Das ganze Land mobilisiert sich gegen den Diktator Trump, den selbsternannten „König“ (Trump über sich: „Long live the King“). Die Mobilisierung erfasst inzwischen auch die Arbeiterklasse und besonders die Gewerkschaften. Die Vorsitzenden der wichtigsten amerikanischen Gewerkschaften, die zusammen mehr als vier Millionen Gewerkschaftsmitglieder vertreten, haben gegen Trumps verbrecherischen Einsatz der ICE – Truppen protestiert.
Auch nach außen kennt Trump nur den erpresserischen politischen Druck, die Waffe des Wirtschaftskrieges, militärische Drohung, Invasion und Krieg. Das alles ist kein Ausdruck seiner Stärke, sondern der Schwäche des unter der ökonomischen und politischen Verfallskrise ächzenden US-Imperialismus. Es sind die einzigen Mittel, die dem US-Imperialismus, den großen US-Tech-Konzernen („Big Five“), der großen US-Tech-Konzerne bleiben, die Regierungen weltweit Trumps Diktat zu unterwerfen.
In Davos „bekommt Trump, was er schon hat“, heißt es in Presse-Kommentaren (21.01.2026). Über den „Deal“ mit NATO-Generalsekretär Rutte sind bisher nur Fragmente bekannt, dennoch begrüßte die EU ihn mit Erleichterung. Und dass, obwohl Trump ausdrücklich dauerhaften Zugang
zu Grönland reklamiert. Wir kommen darauf zurück.
Ein weiteres Beispiel ist die unterwürfige Haltung der EU, aller europäischen Regierungen, darunter besonders von Merz, gegenüber dem militärischen Gewaltakt Trumps gegen Venezuela.
Zwei Wochen nach der US-Militäroperation, bei der Nicolas Maduro und Cilia Flores in Caracas entführt wurden, erläutert Alberto Salcedo – Aktivist der Vierten Internationale und Mitglied des Autonomen und Unabhängigen Arbeiterkomitees (CAIT) in einem Interview mit der brasilianischen Zeitung O Trabalho:
„(…) Auch wenn die große Mehrheit der Bevölkerung die militärische Intervention und die Entführung des Präsidenten verurteilt, sind die Menschen besorgt über die Lebenshaltungskosten, die hohen Preise und ihr tägliches Überleben. Die prekäre Beschäftigungssituation und ein durch Jahre der Krisen, durch Sanktionen und Wirtschaftsblockaden der Vereinigten Staaten zerfetztes soziales Gefüge sind die Realität, auf deren Veränderung die Arbeiterschaft hofft.“
Und er führt weiter aus:
„Die Regierung versucht, dem imperialistischen Druck zu widerstehen, indem sie die Verteidigung der nationalen Souveränität betont und die Intervention der USA anprangert. Gleichzeitig erklärte sich Delcy Rodriguez (Interimspräsidentin Venezuelas) in einem Telefonat mit Trump bereit, eine »bilaterale Arbeitsagenda« und die Wiederaufnahme der diplomatischen Beziehungen zu den USA zu diskutieren.

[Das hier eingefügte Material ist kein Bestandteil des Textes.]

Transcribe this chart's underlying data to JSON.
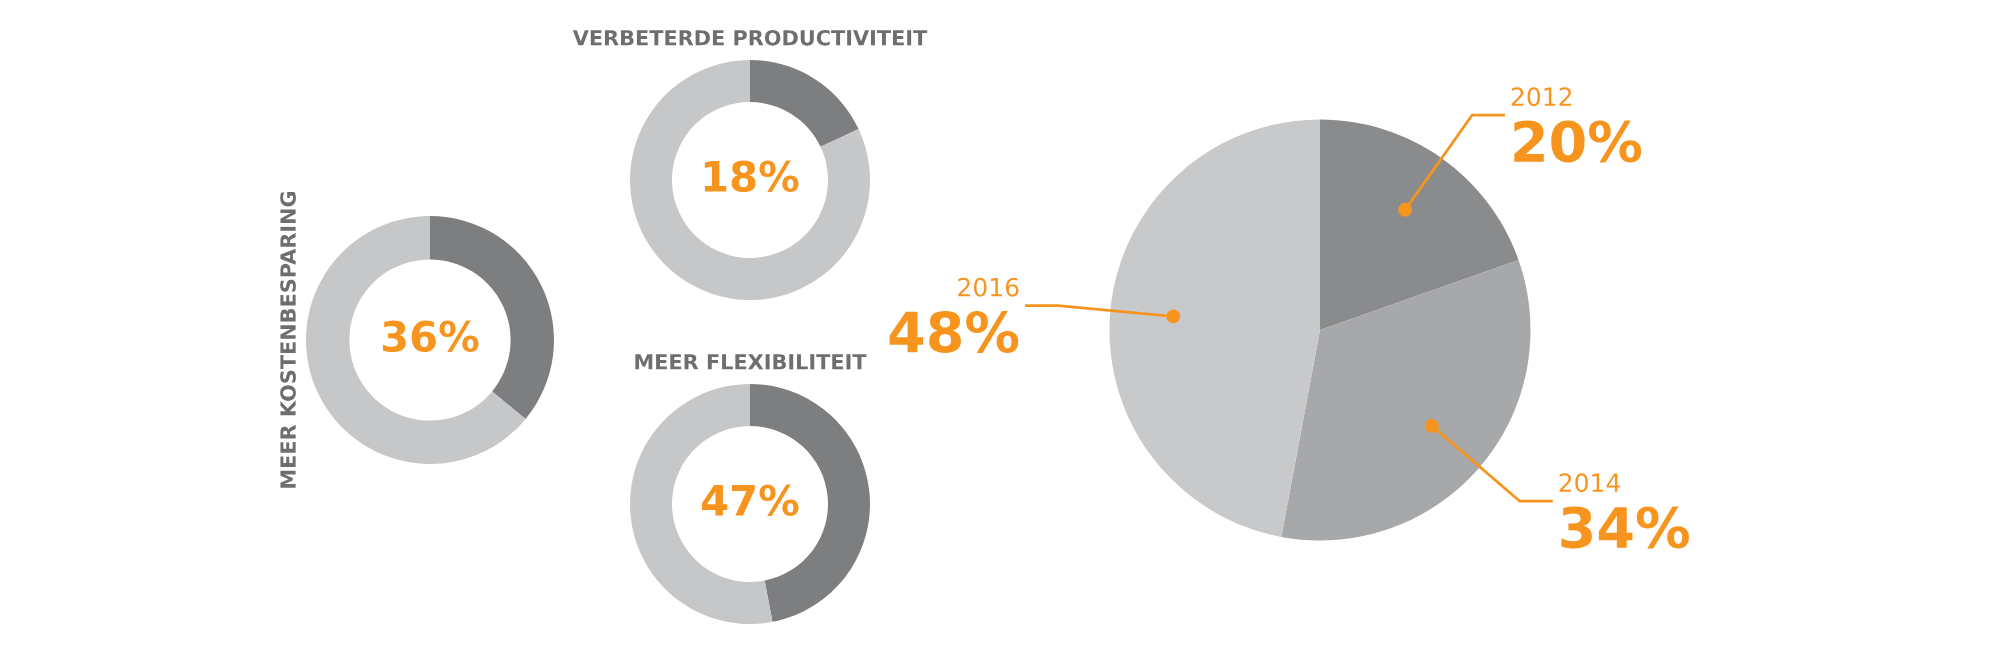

In der Nationalversammlung kündigte Jorge Rodriguez (Präsident der Nationalversammlung von Venezuela) ein Gesetzespaket an, das den Bergbau, den Außenhandel, soziale Rechte, technologische Innovation, das Stromsystem und politische Regulierung umfasst und eine neue staatliche Politik in Bezug auf private und ausländische Investitionen darstellen würde.“
Die Gier des US-Imperialismus richtet sich auf die Errungenschaften der Bolivarischen Revolution unter Hugo Chávez, die Verstaatlichung der Schlüsselindustrien, besonders des Ölsektors, der Banken…

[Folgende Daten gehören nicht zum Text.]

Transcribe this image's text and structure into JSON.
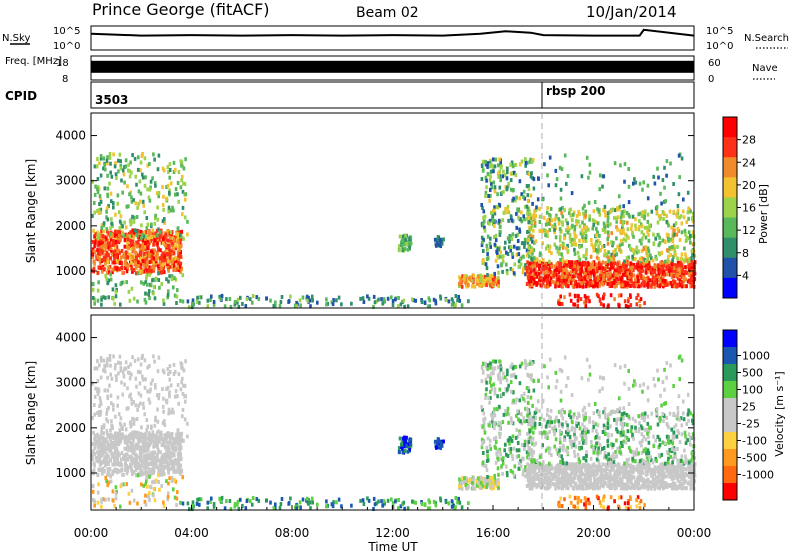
{
  "header": {
    "station": "Prince George (fitACF)",
    "beam": "Beam 02",
    "date": "10/Jan/2014"
  },
  "colors": {
    "ink": "#000000",
    "power_scale": [
      "#0000ff",
      "#1f52a8",
      "#2f8f6a",
      "#58b85a",
      "#9bd44a",
      "#f2c230",
      "#f08a2a",
      "#ff3018",
      "#ff0000"
    ],
    "velocity_scale": [
      "#ff0000",
      "#ff6a10",
      "#ff9a20",
      "#ffd040",
      "#c8c8c8",
      "#c8c8c8",
      "#5cd040",
      "#2a9a5a",
      "#1a58b0",
      "#0000ff"
    ]
  },
  "chart_data": [
    {
      "type": "line",
      "panel": "N.Sky / N.Search",
      "ylabel_left": "N.Sky",
      "ylabel_right": "N.Search",
      "left_ticks": [
        "10^5",
        "10^0"
      ],
      "right_ticks": [
        "10^5",
        "10^0"
      ],
      "x": [
        "00:00",
        "02:00",
        "04:00",
        "06:00",
        "08:00",
        "10:00",
        "12:00",
        "14:00",
        "15:30",
        "16:30",
        "17:30",
        "18:00",
        "20:00",
        "21:50",
        "22:00",
        "24:00"
      ],
      "series": [
        {
          "values": [
            3.4,
            3.0,
            3.1,
            3.0,
            3.1,
            3.0,
            3.1,
            3.0,
            3.4,
            3.9,
            3.6,
            3.1,
            3.0,
            3.0,
            4.2,
            3.0
          ]
        }
      ]
    },
    {
      "type": "line",
      "panel": "Freq / Nave",
      "ylabel_left": "Freq. [MHz]",
      "ylabel_right": "Nave",
      "left_ticks": [
        8,
        18
      ],
      "right_ticks": [
        0,
        60
      ],
      "x": [
        "00:00",
        "18:00",
        "24:00"
      ],
      "series": [
        {
          "values": [
            13.5,
            13.5,
            13.5
          ]
        },
        {
          "values": [
            null,
            39,
            39
          ]
        }
      ]
    },
    {
      "type": "table",
      "panel": "CPID",
      "label": "CPID",
      "segments": [
        {
          "start": "00:00",
          "label": "3503"
        },
        {
          "start": "18:00",
          "label": "rbsp 200"
        }
      ]
    },
    {
      "type": "heatmap",
      "panel": "Power",
      "ylabel": "Slant Range [km]",
      "yticks": [
        1000,
        2000,
        3000,
        4000
      ],
      "ylim": [
        180,
        4500
      ],
      "xticks": [
        "00:00",
        "04:00",
        "08:00",
        "12:00",
        "16:00",
        "20:00",
        "00:00"
      ],
      "xlim": [
        0,
        24
      ],
      "colorbar_label": "Power [dB]",
      "colorbar_ticks": [
        4,
        8,
        12,
        16,
        20,
        24,
        28
      ],
      "colorbar_range": [
        0,
        32
      ]
    },
    {
      "type": "heatmap",
      "panel": "Velocity",
      "ylabel": "Slant Range [km]",
      "yticks": [
        1000,
        2000,
        3000,
        4000
      ],
      "ylim": [
        180,
        4500
      ],
      "xticks": [
        "00:00",
        "04:00",
        "08:00",
        "12:00",
        "16:00",
        "20:00",
        "00:00"
      ],
      "xlim": [
        0,
        24
      ],
      "xlabel": "Time UT",
      "colorbar_label": "Velocity [m s⁻¹]",
      "colorbar_ticks": [
        1000,
        500,
        100,
        25,
        -25,
        -100,
        -500,
        -1000
      ]
    }
  ]
}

Unter diesem Druck hat Ende Januar Venezuelas Parlament dafür gestimmt, die staatliche Kontrolle über den Ölsektor zu lockern und für Privatisierungen zu öffnen. Ausländische Investitionen sind damit künftig möglich. Jetzt können private Unternehmen eigenständig Erdöl erschließen, fördern und verkaufen.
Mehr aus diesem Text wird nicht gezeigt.